FDP will kurz vor der Wahl eine Koalitionsaussage machen

FDP-Generalsekretär Dirk Niebel hat eine Koalitionsaussage für kurz vor der Wahl angekündigt. "Wir werden eine Woche vor der Bundestagswahl eine klare formale Koalitionsaussage machen. Dann weiß jeder, in welche Richtung wir wollen", sagte Niebel der "Passauer Neue Presse" (Freitagausgabe). Grundsätzlich komme für die FDP aber nur eine Regierungskonstellation "in der Mitte der bürgerlichen Gesellschaft in Frage". Er fügte hinzu: "Entweder wird es eine Mehrheit für Schwarz-Gelb geben oder eine linke Regierung. Eine große Koalition wäre nur ein Übergang."

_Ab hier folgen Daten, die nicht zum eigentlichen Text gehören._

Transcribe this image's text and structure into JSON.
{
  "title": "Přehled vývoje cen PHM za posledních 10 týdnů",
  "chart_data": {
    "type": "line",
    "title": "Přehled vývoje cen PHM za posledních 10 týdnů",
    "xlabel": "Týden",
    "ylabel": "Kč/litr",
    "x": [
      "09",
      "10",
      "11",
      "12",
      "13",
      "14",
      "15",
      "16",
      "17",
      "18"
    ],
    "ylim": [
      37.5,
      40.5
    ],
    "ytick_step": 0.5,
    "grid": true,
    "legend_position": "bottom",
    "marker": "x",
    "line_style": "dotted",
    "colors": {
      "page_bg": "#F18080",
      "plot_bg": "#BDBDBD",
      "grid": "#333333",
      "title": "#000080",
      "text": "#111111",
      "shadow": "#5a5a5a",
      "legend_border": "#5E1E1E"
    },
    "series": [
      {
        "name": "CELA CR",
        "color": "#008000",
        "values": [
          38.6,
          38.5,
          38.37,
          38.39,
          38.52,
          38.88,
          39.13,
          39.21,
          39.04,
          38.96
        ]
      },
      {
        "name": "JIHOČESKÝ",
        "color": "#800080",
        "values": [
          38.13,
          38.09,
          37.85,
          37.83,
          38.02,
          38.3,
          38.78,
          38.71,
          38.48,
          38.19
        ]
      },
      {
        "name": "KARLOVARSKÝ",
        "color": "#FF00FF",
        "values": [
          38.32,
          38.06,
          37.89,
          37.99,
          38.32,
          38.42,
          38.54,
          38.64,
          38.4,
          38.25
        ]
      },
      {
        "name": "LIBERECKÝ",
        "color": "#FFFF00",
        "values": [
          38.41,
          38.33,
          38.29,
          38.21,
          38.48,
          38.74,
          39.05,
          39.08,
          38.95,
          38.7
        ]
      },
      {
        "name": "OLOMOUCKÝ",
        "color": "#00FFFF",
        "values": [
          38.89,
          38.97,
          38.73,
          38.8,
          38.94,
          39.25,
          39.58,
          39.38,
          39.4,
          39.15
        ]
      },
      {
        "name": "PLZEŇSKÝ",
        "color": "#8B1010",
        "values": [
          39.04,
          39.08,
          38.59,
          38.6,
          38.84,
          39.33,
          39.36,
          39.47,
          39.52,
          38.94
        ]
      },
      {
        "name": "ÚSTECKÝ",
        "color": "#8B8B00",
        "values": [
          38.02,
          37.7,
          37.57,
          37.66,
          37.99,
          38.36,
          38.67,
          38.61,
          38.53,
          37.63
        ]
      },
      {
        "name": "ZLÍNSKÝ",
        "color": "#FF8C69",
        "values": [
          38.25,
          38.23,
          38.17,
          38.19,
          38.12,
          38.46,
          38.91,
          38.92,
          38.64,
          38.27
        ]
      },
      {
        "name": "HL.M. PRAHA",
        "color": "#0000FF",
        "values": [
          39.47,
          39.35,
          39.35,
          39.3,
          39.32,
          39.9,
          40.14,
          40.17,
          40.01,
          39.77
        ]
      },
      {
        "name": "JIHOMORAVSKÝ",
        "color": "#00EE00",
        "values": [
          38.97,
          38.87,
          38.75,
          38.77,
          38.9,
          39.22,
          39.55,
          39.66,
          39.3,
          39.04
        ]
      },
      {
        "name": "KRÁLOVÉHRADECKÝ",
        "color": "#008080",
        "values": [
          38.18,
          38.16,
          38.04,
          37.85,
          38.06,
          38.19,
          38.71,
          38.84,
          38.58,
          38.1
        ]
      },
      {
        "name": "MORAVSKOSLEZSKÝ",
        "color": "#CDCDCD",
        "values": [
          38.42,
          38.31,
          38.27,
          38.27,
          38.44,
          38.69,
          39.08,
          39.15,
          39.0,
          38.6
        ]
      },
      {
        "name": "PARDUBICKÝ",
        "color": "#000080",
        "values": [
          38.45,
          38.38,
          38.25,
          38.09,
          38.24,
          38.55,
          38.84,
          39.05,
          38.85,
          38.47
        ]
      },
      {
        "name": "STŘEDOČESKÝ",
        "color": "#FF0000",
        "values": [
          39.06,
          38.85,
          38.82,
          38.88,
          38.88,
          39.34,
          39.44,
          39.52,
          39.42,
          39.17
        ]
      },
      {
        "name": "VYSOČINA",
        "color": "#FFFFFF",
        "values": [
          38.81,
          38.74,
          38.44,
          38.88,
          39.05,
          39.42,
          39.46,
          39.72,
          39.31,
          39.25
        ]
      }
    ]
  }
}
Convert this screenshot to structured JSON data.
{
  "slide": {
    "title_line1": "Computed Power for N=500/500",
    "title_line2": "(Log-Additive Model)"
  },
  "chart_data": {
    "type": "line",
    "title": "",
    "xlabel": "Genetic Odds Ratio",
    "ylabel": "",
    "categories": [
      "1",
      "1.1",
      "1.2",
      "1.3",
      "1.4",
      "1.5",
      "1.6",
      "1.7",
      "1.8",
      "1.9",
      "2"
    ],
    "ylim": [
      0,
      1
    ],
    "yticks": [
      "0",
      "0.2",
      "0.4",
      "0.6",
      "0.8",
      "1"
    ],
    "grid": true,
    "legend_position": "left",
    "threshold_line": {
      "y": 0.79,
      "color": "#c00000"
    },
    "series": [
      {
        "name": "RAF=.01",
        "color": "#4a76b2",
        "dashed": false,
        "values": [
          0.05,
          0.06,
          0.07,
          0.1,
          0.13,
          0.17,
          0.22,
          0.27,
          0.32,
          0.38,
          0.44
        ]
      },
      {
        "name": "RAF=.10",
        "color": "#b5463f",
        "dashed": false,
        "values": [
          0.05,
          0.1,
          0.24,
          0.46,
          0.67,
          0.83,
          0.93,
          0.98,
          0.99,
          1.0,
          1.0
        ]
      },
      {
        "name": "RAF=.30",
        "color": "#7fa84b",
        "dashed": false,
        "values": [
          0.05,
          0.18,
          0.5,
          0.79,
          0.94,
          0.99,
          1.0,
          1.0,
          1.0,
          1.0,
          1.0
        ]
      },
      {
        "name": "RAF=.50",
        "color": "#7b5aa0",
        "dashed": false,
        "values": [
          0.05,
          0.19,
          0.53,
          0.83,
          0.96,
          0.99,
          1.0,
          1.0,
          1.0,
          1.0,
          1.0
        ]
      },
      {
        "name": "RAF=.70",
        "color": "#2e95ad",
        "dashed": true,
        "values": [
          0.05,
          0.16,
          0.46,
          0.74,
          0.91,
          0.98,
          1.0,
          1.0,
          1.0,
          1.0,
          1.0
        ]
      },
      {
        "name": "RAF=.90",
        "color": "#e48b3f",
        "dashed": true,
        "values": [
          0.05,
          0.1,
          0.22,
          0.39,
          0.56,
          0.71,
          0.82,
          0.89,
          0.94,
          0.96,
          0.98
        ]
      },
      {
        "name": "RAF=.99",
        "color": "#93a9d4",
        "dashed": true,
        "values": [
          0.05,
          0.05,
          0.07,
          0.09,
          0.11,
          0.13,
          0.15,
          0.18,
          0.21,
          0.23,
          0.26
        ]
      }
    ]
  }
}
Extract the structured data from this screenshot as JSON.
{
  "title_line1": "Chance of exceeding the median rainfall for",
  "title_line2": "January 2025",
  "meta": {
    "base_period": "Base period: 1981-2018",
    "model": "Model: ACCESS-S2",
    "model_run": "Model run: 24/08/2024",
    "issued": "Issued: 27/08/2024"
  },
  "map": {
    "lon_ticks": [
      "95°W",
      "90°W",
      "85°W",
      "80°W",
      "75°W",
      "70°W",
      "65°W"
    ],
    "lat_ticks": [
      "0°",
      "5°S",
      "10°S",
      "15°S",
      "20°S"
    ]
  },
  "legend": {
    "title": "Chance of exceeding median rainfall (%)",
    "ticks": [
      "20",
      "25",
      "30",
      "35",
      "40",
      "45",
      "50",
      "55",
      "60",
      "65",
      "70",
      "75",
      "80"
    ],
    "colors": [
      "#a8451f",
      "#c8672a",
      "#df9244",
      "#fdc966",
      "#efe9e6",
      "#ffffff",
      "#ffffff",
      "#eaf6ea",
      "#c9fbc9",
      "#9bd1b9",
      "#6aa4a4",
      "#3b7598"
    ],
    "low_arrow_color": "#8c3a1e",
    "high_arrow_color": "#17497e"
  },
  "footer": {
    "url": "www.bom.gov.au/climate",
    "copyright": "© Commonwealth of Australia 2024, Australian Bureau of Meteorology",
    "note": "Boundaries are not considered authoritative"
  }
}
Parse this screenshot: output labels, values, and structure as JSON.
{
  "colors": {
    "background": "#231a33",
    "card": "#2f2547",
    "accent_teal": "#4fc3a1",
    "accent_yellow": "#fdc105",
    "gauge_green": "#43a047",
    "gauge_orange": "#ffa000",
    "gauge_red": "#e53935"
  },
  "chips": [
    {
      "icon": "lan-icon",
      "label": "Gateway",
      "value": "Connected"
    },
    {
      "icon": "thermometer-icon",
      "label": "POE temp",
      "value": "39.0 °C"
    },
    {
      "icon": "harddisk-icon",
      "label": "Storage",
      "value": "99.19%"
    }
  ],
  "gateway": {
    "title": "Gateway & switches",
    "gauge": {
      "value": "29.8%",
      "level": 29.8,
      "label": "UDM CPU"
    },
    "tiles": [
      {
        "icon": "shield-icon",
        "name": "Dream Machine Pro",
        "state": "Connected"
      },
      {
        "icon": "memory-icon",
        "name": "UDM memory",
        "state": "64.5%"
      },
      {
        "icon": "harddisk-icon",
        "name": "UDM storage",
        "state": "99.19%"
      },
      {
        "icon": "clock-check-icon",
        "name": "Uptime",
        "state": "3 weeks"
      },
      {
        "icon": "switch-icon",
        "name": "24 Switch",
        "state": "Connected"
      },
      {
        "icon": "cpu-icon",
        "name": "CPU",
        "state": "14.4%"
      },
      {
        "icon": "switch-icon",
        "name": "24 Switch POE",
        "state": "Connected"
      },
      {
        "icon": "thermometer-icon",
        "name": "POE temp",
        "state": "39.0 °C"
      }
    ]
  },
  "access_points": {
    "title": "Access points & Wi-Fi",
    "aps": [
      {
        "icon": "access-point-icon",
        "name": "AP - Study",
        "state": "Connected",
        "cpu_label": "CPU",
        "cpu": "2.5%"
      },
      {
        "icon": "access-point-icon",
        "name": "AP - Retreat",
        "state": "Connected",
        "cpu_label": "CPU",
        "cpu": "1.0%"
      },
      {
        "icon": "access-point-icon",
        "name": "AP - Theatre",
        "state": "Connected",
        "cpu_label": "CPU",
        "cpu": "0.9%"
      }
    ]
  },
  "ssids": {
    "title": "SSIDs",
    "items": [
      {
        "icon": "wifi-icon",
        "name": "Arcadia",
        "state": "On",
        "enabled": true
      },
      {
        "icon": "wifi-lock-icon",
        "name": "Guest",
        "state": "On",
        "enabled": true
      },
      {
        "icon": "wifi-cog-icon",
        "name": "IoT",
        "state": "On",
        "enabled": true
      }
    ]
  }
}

Den Wunschpartner CDU/CSU griff der FDP-Generalsekretär erneut an: "Das Irrlichtern der Union in der Steuerpolitik zeigt, dass CDU und CSU nicht den Mut zu Entlastungen haben", sagte Niebel. "Wer Steuersenkungen will, muss FDP wählen", so Niebel, ohne zu sagen, wie er das finanzieren will.

"Umbau des Sozialsystems"

Der niedersächsische FDP-Vorsitzende Philipp Rösler sprach sich gegen eine Ampelkoalition nach der Bundestagswahl aus. "Die Wahlprogramme geben schon deutliche Hinweise, mit wem man zusammenarbeiten kann und mit wem nicht", sagte Rösler der in Hannover erscheinenden "Neuen Presse". Der FDP-Landeschef verteidigte die Forderung seiner Partei nach Steuersenkungen. Ziel sei es, den Bürgern den Umbau des Sozialsystems zu erleichtern, so Rösler.